Vertov est un cinéaste russe d'avant-garde, dont le pseudonyme signifie "Toupie qui tourne". Un pseudonyme qui fait corps avec le cinéma du russe, qui fait l'apologie du futurisme, et qui recherche sans cesse la vitesse et le mouvement, que ce soit par le montage ou par la réalisation. Il est Influencé par le mouvement futuriste russe qu'on appelle "cubo-futurisme", et fonde son propre mouvement esthétique, les KINOKS, avec sa famille. Ils publieront une revue filmée appellé la Kino Pravda, contenant 22 numéros dont 2 consacrés à Lénine. Le premier manifeste des KINOKS parait en 1923 dans la revue Kinophot, dans un texte intitulé "Nous", décrivant les principes les plus importants du mouvement. Vous pourrez le retrouver ici :
http://revuemanifeste.free.fr/numeroun/manifestedv.html
Le second manifeste, le plus connu, s'appelle "Kinoks Revolution".
Le principe le plus important, chez Vertov, c'est la vie. Il filme, tout simplement, il montre ce qu'on ne montre pas d'habitude, il se positionne aux antithèses du drame et de la surécriture du cinéma dominant pour coller au réel et se focaliser sur l'imprévu et la vie, tout simplement. Son premier long-métrage, Kinoglaz, sous titré "La vie à l'improviste", sort en 1924. Si le film possède de nombreuses idées formelles et conceptuelles, il semble finalement assez mineur, dans le sens où il ne fait qu'anticiper ce que Vertof appelle son chef d'oeuvre, l'Homme à la caméra en 1929. En effet, le réalisateur dira à propos de Kinoglaz : "Il faut reconnaitre que le thème de l'Homme à la caméra est tracé, à la différence près que la caméra n'apparait pas à l'écran". L'Homme à la Caméra semble en effet être une application totale du manifeste de Vertov. Oeuvre expérimentale muette, destiné à montrer et mettre en pratique les principes énoncés par les Kinoks, elle ne possède ni scénario, ni acteurs, ni décors. La caméra est assumée, apparait plusieurs fois à l'écran, et les effets témoignent d'une volonté de jouer avec l'image, de la transformer au maximum par des ralentis, des fondus, des enchainements innatendus, et une maîtrise du montage totale, véritable ode au futurisme. Tout cela dans le but de montrer au cinéma ce que le spectateur voit au quotidien, mais que son oeil ne perçoit pas - difficile ici de ne pas penser à Brakhage qui voit le cinéma comme une abstraction permettant de dépasser la perception classique de l'Homme, dans tout les cas le but est le même, même si l'exercice formelle chez Brakhage doit sans doute plus au futurisme italien qu'à Vertov.
Vertov prend pour objet le peuple et la vie, par conséquent il doit renoncer à raconter une histoire. Le principe de fiction gâche le cinéma. Il doit être exempté de cette narration, les plans ne doivent pas être au service du scénario. Le cinéma doit être un révélateur de la réalité, et la caméra doit opérer comme un nouvel oeil, un nouvel outil de compréhension du monde. Pour cela, Vertov utilise avant tout le montage, qu'il considère comme le fondement du cinéma non narratif, permettant de dévoiler le monde de manière inédite, par un débit d'images et d'enchainement suscitant notre regard constamment, par un flux perceptif et sensoriel dense et inniterrompu.

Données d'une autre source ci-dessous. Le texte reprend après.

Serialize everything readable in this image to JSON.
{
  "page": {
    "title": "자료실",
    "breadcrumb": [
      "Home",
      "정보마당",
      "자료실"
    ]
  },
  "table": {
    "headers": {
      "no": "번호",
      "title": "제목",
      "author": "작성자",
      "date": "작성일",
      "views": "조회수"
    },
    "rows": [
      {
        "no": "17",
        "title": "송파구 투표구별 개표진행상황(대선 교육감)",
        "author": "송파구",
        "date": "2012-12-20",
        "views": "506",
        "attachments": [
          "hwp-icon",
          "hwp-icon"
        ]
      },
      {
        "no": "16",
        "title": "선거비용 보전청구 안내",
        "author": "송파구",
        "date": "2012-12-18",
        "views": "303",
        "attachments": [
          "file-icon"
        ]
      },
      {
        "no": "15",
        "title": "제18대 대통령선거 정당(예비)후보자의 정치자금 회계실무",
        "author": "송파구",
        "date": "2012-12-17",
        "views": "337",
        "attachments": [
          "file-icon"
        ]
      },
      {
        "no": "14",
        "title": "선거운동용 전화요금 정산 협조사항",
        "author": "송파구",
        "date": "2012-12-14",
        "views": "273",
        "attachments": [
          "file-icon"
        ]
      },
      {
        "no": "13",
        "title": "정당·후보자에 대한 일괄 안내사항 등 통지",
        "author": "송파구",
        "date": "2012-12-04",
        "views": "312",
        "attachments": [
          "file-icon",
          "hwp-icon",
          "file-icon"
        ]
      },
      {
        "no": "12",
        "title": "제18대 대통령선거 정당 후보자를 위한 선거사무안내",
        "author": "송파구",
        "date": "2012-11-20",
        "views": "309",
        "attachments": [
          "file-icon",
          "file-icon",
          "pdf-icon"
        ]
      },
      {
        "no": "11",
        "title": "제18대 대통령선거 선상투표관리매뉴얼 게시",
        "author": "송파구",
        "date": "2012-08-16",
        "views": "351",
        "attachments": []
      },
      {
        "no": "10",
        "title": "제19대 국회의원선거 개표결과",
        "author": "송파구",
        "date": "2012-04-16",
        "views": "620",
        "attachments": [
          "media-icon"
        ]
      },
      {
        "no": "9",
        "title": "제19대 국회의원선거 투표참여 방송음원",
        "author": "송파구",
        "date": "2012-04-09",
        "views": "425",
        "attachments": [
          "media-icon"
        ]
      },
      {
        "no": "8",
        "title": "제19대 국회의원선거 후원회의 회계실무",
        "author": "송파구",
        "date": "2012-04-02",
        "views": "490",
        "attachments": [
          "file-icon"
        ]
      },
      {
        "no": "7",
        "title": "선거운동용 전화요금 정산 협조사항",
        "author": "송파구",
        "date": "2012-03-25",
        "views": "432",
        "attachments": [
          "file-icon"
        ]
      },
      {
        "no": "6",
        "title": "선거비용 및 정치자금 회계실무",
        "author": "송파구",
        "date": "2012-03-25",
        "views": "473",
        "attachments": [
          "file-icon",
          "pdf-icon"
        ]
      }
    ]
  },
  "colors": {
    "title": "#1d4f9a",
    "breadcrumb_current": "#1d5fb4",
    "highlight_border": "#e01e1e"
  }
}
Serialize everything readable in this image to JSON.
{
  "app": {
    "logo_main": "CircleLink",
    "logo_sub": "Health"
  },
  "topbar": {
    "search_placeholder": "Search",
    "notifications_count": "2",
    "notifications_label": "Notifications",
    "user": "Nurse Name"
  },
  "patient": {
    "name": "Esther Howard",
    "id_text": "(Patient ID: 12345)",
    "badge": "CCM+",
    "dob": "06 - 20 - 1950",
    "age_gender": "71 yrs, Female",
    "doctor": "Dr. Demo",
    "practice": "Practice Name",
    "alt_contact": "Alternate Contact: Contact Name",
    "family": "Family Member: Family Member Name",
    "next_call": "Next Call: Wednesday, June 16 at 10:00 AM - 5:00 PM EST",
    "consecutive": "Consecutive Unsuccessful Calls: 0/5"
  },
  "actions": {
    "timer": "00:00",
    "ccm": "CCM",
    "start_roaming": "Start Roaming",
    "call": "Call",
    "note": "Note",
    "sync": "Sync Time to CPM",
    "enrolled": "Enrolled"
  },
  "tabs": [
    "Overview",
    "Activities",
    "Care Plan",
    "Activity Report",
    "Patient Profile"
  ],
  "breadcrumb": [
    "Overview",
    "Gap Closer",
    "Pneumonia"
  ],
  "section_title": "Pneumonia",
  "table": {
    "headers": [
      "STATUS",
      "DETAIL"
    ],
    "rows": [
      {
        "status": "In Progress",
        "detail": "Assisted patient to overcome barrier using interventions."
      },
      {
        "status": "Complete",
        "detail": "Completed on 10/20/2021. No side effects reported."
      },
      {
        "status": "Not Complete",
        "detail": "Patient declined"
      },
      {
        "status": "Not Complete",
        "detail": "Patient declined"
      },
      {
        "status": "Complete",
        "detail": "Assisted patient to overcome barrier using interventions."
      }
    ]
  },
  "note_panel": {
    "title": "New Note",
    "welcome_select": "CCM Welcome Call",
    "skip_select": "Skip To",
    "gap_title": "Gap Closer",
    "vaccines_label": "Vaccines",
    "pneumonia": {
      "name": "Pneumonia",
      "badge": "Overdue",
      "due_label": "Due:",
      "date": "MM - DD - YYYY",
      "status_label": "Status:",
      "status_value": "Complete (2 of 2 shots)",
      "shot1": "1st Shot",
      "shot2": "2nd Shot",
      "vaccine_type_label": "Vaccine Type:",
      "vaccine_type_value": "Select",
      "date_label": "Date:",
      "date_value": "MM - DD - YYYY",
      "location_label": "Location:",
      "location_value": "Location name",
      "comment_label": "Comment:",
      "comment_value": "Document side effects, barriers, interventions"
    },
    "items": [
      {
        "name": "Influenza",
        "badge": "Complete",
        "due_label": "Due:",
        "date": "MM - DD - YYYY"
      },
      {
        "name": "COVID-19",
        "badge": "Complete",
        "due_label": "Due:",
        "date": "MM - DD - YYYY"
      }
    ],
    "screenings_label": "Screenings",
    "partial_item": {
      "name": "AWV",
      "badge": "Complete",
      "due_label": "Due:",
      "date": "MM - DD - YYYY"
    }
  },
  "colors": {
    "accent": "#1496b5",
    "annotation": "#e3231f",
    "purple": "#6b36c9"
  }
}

Voilà, ce que j'ai pu synthétiser de mes recherches, mes visionnages, et ce que j'ai entendu sur ce réalisateur qui m'intéresse énormément, ça peut paraitre un peu survolé, du fait que je n'ai vu que Kinoglaz, L'Homme à la caméra, et Trois Chants sur Lenine, mais la philosophie de ce réalisateur me semble tout aussi fascinante que ses films, et donc ça me parait important qu'il ait un topic à lui.